IVREA - Arriva in Canavese il Festival del Turismo Responsabile. «IT.A.CA' Migranti e viaggiatori - Festival del Turismo Responsabile» è una rassegna attiva da 12 anni con sede a Bologna che attualmente comprende 21 territori e 11 regioni italiane, coinvolgendo oltre 700 realtà locali, nazionali e internazionali. La mission del festival IT.A.CÀ è quella di creare relazioni innovative incoraggiando il turismo responsabile tra viaggiatori, aziende, istituzioni e operatori turistici, valorizzando l'accessibilità e la mobilità, l'inclusione, l’integrazione e promuovendo una forma di turismo alternativa che rispetta le comunità locali, rendendole protagoniste nello sviluppo del proprio territorio. La tappa di IT.A.CÀ nell’Anfiteatro Morenico d’Ivrea - che si terrà l'11, il 12 e il 13 di settembre - è un'ottima opportunità che mira a valorizzare questo territorio “culla” - sia geologica che culturale - e che rappresenta il cuore pulsante fin dall’antichità del più vasto territorio canavesano. Questa tappa "zero" è organizzata dalla rete di associazioni Fabrika, Enjoy Canavese, Morenica Comunicazione e Celine Rc (Cecilia Selina Roffino) e patrocinata dai comuni di Ivrea, Chiaverano, Montalto Dora, Borgofranco di Ivrea e da Turismo Torino e Provincia e Camera di Commercio di Torino.

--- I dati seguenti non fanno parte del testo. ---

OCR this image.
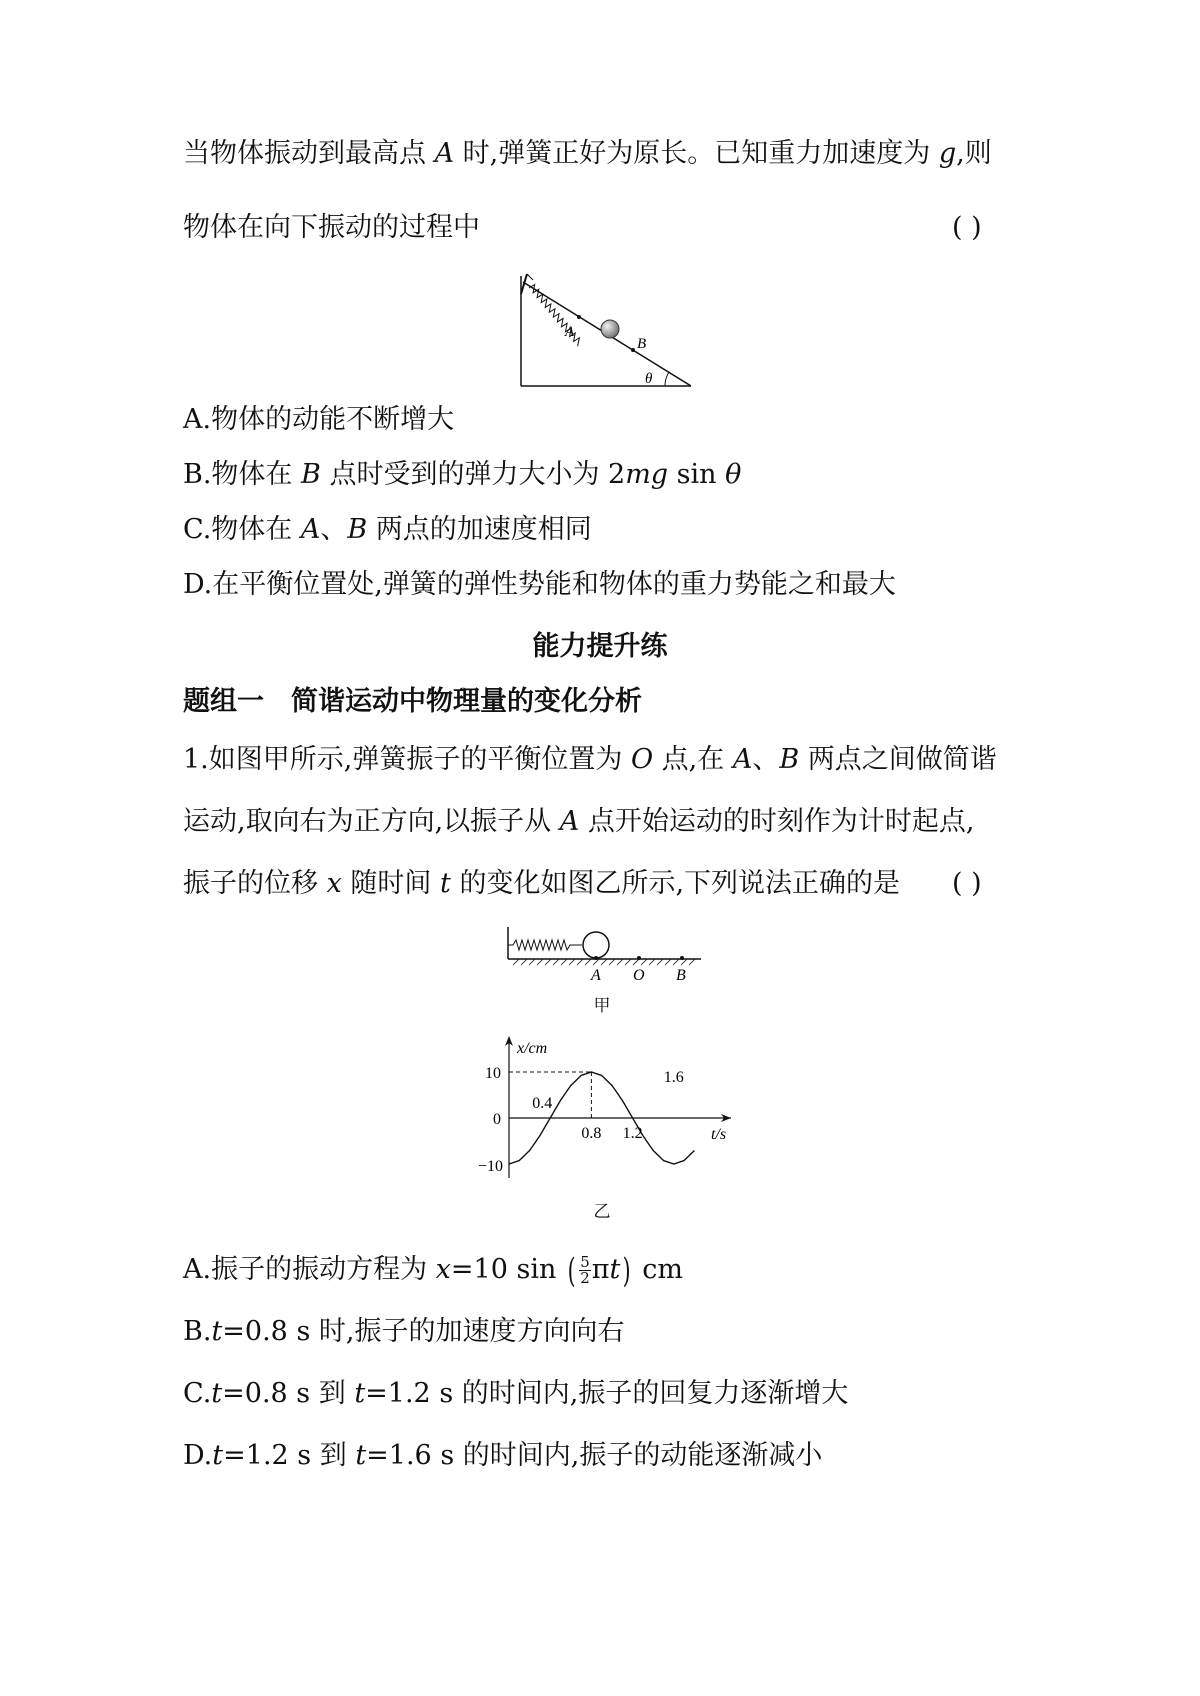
当物体振动到最高点 A 时,弹簧正好为原长。已知重力加速度为 g,则
物体在向下振动的过程中	( )
A
B
θ
A.物体的动能不断增大
B.物体在 B 点时受到的弹力大小为 2mg sin θ
C.物体在 A、B 两点的加速度相同
D.在平衡位置处,弹簧的弹性势能和物体的重力势能之和最大
能力提升练
题组一　简谐运动中物理量的变化分析
1.如图甲所示,弹簧振子的平衡位置为 O 点,在 A、B 两点之间做简谐
运动,取向右为正方向,以振子从 A 点开始运动的时刻作为计时起点,
振子的位移 x 随时间 t 的变化如图乙所示,下列说法正确的是 ( )
A O B
甲
x/cm
t/s
0.4
0.8 1.2
1.6
10
0
−10
乙
A.振子的振动方程为 x=10 sin ( $\frac{5}{2} \pi t$) cm
B.t=0.8 s 时,振子的加速度方向向右
C.t=0.8 s 到 t=1.2 s 的时间内,振子的回复力逐渐增大
D.t=1.2 s 到 t=1.6 s 的时间内,振子的动能逐渐减小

Partiamo con un evento off, giovedì 10 settembre presso l’Archivio Storico Olivetti, con la presentazione del libro «Memoria Imperfetta. La comunità Olivetti e il nuovo mondo» di Antonella Tarpino - storica scrittrice di origine eporediesi - alle ore 18. Seguiamo con la rassegna ufficiale che ha inizio venerdì pomeriggio 11 settembre sul Lago Pistono di Montalto, con itinerari a piedi a cura della Via Francigena di Sigerico e del Parco Archeologico, con partenza e ritorno presso la ristotrattoria La Monella. A seguire cena sul lago con prodotti locali e concerto del cantautore torinese Carlo Pestelli, «Aperto per ferie».

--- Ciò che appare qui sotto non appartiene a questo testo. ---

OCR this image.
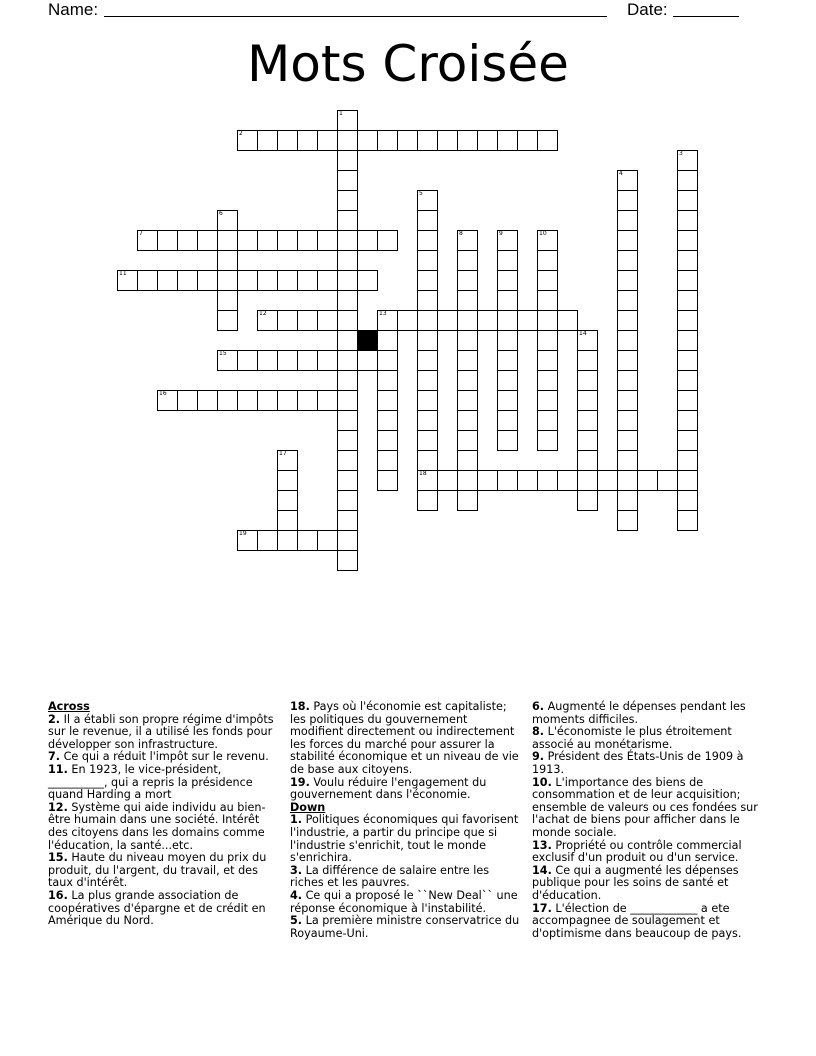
Name:	Date:
Mots Croisée
1
2
3
4
5
6
7	8	9	10
11
12	13
14
15
16
17
18
19
Across

2. Il a établi son propre régime d'impôts sur le revenue, il a utilisé les fonds pour développer son infrastructure.

7. Ce qui a réduit l'impôt sur le revenu.

11. En 1923, le vice-président, __________, qui a repris la présidence quand Harding a mort

12. Système qui aide individu au bien-être humain dans une société. Intérêt des citoyens dans les domains comme l'éducation, la santé...etc.

15. Haute du niveau moyen du prix du produit, du l'argent, du travail, et des taux d'intérêt.

16. La plus grande association de coopératives d'épargne et de crédit en Amérique du Nord.

18. Pays où l'économie est capitaliste; les politiques du gouvernement modifient directement ou indirectement les forces du marché pour assurer la stabilité économique et un niveau de vie de base aux citoyens.

19. Voulu réduire l'engagement du gouvernement dans l'économie.

Down

1. Politiques économiques qui favorisent l'industrie, a partir du principe que si l'industrie s'enrichit, tout le monde s'enrichira.

3. La différence de salaire entre les riches et les pauvres.

4. Ce qui a proposé le ``New Deal`` une réponse économique à l'instabilité.

5. La première ministre conservatrice du Royaume-Uni.

6. Augmenté le dépenses pendant les moments difficiles.

8. L'économiste le plus étroitement associé au monétarisme.

9. Président des États-Unis de 1909 à 1913.

10. L'importance des biens de consommation et de leur acquisition; ensemble de valeurs ou ces fondées sur l'achat de biens pour afficher dans le monde sociale.

13. Propriété ou contrôle commercial exclusif d'un produit ou d'un service.

14. Ce qui a augmenté les dépenses publique pour les soins de santé et d'éducation.

17. L'élection de ____________ a ete accompagnee de soulagement et d'optimisme dans beaucoup de pays.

Proseguiamo con sabato 12 settembre spostandoci nel comune di Chiaverano, dove si partirà alle 10 del mattino con l’inaugurazione della mostra della rivista fotografica Oasis presso il salone Pluriuso, con banchetti di prodotti locali a cura dei Maestri del Gusto e gelato artigianale. Partirà in contemporanea una passeggiata ad anello intorno ai laghi dell’Anfiteatro morenico - guidata da Franco Gianotti del dipartimento di Geologia dell’Università di Torino - con ritorno al salone pluriuso dove nel pomeriggio si terrà la conferenza «Correndo sull’orma del ghiacciaio. Geologia e sport nel contesto dell’anfiteatro morenico» a cura di Ecomuseo Ami e Morenic Trail. A seguire, presso la Rotonda di Chiaverano, dalle 17, ci sarà un momento di degustazione di vini e prodotti locali - a cura di Garage dell’Uva e Tisaneria di Ivrea - che lascerà spazio alle ore 18, con il suggestivo panorama della Serra alle spalle, per il reading-concerto «Avessi da dire tutto, guai», liberamente tratto dal romanzo di Nuto Revelli L’anello forte, con Antonella Enrietto e Fabrizio Zanotti.

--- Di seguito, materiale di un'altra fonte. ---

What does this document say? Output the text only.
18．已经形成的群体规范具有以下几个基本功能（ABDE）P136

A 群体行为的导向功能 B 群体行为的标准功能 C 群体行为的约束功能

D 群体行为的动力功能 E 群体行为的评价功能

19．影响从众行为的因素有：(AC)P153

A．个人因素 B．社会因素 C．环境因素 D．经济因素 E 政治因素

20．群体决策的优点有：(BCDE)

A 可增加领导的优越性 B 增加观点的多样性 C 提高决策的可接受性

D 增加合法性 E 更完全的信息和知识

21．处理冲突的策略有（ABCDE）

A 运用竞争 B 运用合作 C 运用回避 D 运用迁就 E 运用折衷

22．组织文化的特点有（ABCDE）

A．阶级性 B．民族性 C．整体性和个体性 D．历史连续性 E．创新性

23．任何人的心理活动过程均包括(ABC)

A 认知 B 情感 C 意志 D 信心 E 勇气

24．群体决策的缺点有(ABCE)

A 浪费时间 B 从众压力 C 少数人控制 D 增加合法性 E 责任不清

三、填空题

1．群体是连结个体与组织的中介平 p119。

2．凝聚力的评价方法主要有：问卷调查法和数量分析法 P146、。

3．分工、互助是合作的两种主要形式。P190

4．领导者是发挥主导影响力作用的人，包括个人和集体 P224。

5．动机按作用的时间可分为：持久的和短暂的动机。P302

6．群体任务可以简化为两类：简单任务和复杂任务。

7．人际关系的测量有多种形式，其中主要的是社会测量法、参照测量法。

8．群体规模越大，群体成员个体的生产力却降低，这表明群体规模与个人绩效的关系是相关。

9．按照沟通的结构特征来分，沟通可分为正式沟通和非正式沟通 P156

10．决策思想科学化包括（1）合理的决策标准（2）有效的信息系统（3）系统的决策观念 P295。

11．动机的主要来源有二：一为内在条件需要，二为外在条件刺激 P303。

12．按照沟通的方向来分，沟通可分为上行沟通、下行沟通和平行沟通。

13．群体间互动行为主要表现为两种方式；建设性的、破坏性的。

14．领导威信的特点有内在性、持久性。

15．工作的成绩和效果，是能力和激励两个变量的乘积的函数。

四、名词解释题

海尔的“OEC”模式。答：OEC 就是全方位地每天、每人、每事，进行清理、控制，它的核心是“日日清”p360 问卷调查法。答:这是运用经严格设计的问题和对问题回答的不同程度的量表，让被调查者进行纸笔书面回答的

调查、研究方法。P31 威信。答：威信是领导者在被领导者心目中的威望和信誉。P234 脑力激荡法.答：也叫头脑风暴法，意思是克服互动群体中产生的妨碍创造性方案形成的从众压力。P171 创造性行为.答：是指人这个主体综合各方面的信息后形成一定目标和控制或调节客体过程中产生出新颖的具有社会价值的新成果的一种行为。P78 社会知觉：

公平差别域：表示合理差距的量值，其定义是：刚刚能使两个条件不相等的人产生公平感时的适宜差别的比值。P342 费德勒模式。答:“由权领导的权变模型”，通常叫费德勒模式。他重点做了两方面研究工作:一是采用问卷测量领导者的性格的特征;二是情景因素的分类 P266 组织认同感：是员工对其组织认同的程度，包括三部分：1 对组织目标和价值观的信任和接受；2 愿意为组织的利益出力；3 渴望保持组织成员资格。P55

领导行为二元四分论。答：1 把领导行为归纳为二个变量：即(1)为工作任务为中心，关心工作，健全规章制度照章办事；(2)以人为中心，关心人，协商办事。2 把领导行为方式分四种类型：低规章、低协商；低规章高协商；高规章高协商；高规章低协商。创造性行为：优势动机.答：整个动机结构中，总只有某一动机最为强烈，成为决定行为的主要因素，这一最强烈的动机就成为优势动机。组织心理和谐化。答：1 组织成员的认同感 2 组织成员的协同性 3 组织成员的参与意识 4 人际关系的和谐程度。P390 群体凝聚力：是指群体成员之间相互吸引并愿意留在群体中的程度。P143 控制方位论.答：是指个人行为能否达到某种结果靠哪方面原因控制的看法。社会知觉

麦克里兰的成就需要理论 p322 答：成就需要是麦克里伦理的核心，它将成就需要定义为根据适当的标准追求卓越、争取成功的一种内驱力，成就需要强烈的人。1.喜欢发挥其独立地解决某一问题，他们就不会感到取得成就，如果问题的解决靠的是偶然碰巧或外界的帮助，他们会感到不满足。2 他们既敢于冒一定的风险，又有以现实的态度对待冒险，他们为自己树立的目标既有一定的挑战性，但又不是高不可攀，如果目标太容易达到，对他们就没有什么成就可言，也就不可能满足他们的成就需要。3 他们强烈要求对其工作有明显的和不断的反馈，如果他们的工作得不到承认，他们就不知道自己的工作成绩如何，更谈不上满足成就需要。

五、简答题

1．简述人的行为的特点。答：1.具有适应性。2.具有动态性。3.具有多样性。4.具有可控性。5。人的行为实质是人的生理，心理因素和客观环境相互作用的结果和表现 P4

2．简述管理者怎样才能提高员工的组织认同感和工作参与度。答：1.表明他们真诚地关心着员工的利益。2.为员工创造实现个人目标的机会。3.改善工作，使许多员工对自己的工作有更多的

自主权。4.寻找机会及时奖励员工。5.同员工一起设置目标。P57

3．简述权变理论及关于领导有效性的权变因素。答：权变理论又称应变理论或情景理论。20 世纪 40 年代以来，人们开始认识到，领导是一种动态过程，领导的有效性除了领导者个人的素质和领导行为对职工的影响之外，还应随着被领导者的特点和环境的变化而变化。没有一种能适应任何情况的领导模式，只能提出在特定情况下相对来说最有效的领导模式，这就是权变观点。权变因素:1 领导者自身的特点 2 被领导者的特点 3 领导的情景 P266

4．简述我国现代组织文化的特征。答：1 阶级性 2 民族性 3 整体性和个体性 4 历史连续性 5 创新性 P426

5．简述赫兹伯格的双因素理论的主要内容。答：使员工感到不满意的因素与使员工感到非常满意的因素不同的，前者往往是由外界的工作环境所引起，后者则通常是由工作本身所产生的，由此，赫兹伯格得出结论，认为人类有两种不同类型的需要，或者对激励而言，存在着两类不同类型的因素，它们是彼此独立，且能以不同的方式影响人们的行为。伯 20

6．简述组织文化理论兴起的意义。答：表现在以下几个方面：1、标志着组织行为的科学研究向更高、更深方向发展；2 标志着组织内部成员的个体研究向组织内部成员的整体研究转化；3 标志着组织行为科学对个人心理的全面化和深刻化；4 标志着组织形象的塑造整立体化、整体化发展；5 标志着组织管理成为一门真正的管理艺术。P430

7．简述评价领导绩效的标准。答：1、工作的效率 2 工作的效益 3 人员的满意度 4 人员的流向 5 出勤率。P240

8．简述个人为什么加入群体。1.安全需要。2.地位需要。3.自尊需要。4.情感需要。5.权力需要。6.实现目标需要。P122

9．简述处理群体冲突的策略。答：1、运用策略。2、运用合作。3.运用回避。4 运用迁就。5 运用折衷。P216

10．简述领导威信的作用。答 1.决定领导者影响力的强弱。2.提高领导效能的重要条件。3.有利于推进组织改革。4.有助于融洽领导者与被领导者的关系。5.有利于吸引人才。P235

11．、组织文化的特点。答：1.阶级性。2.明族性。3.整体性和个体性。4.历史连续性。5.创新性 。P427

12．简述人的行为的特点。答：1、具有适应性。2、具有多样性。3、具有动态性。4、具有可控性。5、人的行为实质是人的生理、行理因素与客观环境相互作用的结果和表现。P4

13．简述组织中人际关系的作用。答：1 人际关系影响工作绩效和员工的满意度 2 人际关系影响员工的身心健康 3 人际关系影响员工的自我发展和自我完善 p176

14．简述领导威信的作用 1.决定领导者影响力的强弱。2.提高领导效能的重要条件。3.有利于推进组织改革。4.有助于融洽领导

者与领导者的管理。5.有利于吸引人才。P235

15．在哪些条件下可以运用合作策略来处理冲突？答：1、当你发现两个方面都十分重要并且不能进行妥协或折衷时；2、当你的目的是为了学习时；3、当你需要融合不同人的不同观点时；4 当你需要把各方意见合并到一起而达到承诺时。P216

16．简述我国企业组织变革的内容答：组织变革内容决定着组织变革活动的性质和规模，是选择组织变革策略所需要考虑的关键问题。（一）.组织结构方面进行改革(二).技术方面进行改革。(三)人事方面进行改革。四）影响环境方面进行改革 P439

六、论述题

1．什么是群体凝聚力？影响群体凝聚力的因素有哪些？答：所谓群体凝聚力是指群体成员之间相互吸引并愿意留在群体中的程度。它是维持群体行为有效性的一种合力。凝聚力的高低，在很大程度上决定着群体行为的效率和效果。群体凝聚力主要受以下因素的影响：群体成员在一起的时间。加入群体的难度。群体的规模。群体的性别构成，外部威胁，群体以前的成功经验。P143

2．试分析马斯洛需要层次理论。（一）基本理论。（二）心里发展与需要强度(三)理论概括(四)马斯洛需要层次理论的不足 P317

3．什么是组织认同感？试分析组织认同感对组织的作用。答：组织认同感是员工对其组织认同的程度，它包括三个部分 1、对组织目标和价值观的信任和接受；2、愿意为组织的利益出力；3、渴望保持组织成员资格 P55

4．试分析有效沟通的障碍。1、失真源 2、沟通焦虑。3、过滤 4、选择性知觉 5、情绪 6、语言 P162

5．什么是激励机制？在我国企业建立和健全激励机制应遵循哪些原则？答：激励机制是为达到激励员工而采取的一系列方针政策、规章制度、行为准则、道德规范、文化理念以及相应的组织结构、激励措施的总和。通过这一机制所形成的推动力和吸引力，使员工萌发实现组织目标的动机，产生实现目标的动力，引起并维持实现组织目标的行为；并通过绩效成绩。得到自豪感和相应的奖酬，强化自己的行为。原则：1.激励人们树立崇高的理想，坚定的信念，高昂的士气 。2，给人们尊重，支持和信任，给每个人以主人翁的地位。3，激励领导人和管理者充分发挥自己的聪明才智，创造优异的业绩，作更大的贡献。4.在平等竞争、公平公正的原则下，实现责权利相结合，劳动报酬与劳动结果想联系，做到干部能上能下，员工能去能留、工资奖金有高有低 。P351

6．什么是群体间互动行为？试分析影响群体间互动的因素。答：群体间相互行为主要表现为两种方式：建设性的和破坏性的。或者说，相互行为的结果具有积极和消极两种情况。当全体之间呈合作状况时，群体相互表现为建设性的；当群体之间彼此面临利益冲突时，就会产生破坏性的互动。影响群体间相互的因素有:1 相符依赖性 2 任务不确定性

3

Arriviamo alla terza e ultima giornata di festival edizione 2020 per approdare, domenica 13 settembre nel territorio di Ivrea e Borgofranco. In contemporanea, due itinerari a piedi. Il primo - guidato dall’archeologa Lorenza Boni - con partenza alle 9.30 da Ivrea, per scoprire «Eporedia. Archeologia di una città fra roccia e acque», il secondo partenza - guidato da Via Francigena di Sigerico e Quelli del Martedí - alle 10 da Borgofranco per fare insieme un tratto della via Francigena, toccando il Lago Nero e arrivando ai balmetti. Proprio in questa suggestiva location, alle 13 ci sarà una degustazione enogastronomica a cura di Farinel dei Maestri del Gusto e visita guidata dei balmetti. A
seguire, performance teatrale «Tutto per una pietra» di Lisa Gino con accompagnamento musicale di Luisa Fornero e lo spettacolo di danza «Devoti scheletri» della compagnia Baobab, danze e musiche dall’Africa.